I’ve acquired a Logan 200 series 10” lathe a while ago. After further inspection the lathe requires some gear tooth repairs or possibly replacements,  a broke change gear bracket that will require brazing for repair, and a broken reverse feed lever. I simply don’t have the time to complete all repairs, so up for sale it’s going. What would be a reasonable asking price for this in today’s market?


----------



## Tom Kitta (May 20, 2021)

God this is a tough one - to summarize it needs a repair to:
- two gears need repair
- lever
- bracket brazed

I let Dabbler price it out - my would be "not much". Your lathe is in the category "stay away" for any beginners.


----------



## YYCHM (May 20, 2021)

Lot's of parts on Ebay for them.

https://www.ebay.com/b/Logan-Metalworking-Lathes/258076/bn_90429413

So it's 10" swing by what bed length?


----------



## Beez12 (May 20, 2021)

That’s what I thought, I’m more looking just to recoup my losses on this. I’d imagine parting this out on eBay would be my best option at this point? Have a number of change gears, chuck, carriage all in good condition.

its 24” between centres Craig.


----------



## Tom Kitta (May 21, 2021)

Depending on gearing needed you are looking at 200 USD plus import fees - so under 300 CAD. Maybe less if you get lucky. To fix the gears or make your own you need to have the proper cutters which are for sure not metric and will be hard to get / expensive. Probably two of them - so count at least 100 CAD (I know it sounds shocking but given how many cutters are out there lucking out and getting one on auction is difficult). 
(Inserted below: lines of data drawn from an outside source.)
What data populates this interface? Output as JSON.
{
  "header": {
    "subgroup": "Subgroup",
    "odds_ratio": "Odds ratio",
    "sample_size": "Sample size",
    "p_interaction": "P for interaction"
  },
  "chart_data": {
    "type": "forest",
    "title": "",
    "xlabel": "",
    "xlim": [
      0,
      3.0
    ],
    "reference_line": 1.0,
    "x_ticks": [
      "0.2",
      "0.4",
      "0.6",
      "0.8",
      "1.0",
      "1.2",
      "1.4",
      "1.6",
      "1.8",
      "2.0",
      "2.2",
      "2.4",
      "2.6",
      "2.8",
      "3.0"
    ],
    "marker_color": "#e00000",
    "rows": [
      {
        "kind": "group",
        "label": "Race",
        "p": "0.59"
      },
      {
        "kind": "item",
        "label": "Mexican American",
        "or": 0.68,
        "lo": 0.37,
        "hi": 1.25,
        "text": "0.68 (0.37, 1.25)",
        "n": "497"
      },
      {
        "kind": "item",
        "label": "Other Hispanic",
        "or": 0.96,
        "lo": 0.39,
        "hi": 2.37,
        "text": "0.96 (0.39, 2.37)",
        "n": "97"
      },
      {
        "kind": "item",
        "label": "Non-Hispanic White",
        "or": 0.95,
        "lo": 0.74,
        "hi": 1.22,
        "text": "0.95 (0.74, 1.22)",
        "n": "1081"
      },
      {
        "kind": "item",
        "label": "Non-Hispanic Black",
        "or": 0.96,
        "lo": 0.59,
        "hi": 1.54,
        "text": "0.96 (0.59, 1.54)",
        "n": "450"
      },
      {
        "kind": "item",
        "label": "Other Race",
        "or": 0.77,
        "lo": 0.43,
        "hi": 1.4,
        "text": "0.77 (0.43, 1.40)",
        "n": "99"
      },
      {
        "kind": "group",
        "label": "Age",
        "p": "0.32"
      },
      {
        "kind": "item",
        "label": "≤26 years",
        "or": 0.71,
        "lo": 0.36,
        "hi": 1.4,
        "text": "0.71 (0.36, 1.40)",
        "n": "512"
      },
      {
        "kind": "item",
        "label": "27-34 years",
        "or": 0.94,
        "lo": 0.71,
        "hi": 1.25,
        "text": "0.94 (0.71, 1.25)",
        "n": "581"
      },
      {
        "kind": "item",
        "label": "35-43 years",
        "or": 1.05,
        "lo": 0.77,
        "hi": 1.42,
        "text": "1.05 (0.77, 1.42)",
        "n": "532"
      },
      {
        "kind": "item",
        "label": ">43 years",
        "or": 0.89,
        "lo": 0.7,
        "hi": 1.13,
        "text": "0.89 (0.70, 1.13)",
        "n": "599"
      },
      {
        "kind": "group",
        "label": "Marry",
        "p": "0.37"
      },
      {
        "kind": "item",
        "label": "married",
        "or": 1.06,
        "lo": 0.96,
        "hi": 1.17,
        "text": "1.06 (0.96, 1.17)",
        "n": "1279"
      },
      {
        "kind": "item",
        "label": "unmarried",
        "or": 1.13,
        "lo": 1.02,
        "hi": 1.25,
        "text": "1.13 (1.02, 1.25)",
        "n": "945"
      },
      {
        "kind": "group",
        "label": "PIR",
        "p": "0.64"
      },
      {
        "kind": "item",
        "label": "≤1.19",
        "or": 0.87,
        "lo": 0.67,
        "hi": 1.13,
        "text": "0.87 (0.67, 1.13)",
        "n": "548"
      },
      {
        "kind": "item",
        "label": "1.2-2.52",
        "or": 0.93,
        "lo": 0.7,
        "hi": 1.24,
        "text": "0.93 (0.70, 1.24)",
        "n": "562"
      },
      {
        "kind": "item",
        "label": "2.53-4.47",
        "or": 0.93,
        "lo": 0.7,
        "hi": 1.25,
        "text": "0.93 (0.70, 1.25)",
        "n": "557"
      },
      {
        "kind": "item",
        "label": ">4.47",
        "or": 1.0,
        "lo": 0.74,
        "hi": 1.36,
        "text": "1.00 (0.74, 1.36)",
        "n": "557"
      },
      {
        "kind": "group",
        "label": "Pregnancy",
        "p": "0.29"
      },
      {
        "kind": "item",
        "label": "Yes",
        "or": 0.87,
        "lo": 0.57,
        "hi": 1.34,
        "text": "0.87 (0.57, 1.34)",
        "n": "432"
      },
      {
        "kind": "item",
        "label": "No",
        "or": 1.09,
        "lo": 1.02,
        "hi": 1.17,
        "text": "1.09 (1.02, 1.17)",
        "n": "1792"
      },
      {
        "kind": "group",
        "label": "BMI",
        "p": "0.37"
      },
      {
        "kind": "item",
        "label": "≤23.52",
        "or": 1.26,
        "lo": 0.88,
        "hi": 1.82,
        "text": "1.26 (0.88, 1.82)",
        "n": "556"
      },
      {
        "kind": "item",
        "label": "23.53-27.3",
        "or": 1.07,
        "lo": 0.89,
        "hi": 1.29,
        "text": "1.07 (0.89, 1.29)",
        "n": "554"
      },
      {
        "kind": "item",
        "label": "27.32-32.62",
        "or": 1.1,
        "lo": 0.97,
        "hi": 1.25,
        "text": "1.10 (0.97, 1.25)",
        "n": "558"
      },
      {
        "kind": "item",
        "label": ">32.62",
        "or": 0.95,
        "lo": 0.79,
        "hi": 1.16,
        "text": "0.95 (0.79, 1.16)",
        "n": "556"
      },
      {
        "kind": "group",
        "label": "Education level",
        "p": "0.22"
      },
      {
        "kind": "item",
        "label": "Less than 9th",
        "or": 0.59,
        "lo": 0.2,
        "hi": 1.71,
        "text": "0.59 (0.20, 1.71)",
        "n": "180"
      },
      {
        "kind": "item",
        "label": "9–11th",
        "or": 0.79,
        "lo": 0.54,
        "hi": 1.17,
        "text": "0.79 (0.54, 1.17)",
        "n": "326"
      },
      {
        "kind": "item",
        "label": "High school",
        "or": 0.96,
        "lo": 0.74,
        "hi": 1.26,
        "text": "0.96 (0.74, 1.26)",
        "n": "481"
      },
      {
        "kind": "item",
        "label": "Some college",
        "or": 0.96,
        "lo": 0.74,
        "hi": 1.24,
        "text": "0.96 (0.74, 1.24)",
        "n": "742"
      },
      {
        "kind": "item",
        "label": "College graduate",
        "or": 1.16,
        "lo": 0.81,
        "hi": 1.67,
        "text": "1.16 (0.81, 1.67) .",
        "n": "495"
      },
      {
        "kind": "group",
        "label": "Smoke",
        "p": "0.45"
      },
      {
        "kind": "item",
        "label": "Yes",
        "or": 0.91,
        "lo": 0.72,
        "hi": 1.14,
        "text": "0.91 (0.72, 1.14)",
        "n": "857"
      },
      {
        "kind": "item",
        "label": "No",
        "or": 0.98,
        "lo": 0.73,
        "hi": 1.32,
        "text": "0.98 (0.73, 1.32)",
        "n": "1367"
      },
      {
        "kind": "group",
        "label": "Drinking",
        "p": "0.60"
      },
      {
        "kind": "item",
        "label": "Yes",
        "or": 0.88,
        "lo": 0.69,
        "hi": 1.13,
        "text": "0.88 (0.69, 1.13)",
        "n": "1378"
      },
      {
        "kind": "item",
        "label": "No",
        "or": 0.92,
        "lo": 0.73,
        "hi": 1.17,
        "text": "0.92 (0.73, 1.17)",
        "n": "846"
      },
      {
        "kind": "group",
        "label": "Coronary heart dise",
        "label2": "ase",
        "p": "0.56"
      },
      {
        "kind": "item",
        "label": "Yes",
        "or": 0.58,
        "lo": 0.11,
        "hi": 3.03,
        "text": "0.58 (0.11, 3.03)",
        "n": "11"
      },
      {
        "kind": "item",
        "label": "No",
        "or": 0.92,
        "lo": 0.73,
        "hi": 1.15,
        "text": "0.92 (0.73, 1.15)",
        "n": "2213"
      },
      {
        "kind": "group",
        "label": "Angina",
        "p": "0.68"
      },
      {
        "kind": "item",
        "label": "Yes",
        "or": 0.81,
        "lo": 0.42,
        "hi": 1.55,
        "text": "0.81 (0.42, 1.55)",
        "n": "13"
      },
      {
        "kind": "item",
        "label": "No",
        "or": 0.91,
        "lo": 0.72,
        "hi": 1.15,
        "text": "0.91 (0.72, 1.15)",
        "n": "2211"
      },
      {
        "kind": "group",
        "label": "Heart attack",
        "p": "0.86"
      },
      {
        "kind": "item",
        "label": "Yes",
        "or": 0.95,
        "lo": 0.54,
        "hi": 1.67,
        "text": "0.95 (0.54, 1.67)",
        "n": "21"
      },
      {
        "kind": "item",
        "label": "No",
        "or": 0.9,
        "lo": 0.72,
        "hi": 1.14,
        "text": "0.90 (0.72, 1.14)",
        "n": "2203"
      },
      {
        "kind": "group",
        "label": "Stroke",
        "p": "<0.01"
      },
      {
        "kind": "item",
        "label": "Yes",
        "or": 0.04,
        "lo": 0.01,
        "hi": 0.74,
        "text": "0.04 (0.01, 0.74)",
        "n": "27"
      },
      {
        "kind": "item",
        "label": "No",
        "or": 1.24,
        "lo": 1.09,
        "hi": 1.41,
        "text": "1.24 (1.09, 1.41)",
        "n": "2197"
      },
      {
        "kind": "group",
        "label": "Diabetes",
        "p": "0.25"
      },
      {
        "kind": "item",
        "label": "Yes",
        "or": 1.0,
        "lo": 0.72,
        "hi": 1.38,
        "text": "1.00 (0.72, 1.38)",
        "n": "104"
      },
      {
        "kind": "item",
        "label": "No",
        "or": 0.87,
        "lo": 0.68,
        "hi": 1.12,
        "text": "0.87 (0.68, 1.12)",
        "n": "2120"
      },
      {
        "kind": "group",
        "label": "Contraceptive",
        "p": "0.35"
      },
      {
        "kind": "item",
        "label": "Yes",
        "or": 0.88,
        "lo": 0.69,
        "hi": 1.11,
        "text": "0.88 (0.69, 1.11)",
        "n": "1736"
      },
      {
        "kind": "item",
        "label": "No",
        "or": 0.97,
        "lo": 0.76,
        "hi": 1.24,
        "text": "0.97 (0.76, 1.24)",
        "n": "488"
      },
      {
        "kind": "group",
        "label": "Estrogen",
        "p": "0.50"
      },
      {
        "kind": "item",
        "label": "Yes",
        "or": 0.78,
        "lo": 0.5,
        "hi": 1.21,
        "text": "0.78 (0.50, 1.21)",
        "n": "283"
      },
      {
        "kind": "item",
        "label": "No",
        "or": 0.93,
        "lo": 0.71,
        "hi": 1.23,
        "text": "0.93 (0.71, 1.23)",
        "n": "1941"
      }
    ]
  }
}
I do not think the lathe is worth a lot when in OK condition with working everything - or should we ask - is everything else with the lathe OK - is the rest of it in good condition? Or at least OK?


----------



## Beez12 (May 22, 2021)

I believe the machine is in at least ok condition if not better, aside from the defects mentioned above everything else works.
Think I’ll list it for 400 and see if there are any bites. At this point I just want it out of my garage lol


----------



## trlvn (May 23, 2021)

3D printed gears might be a cheap solution to that problem.  If the damaged gears are only used in certain threading combinations, then printed plastic gears may well last for a long time.  OTOH, ...

It sounds like the other repairs would not be a big deal for someone set up to braze.

Craig


----------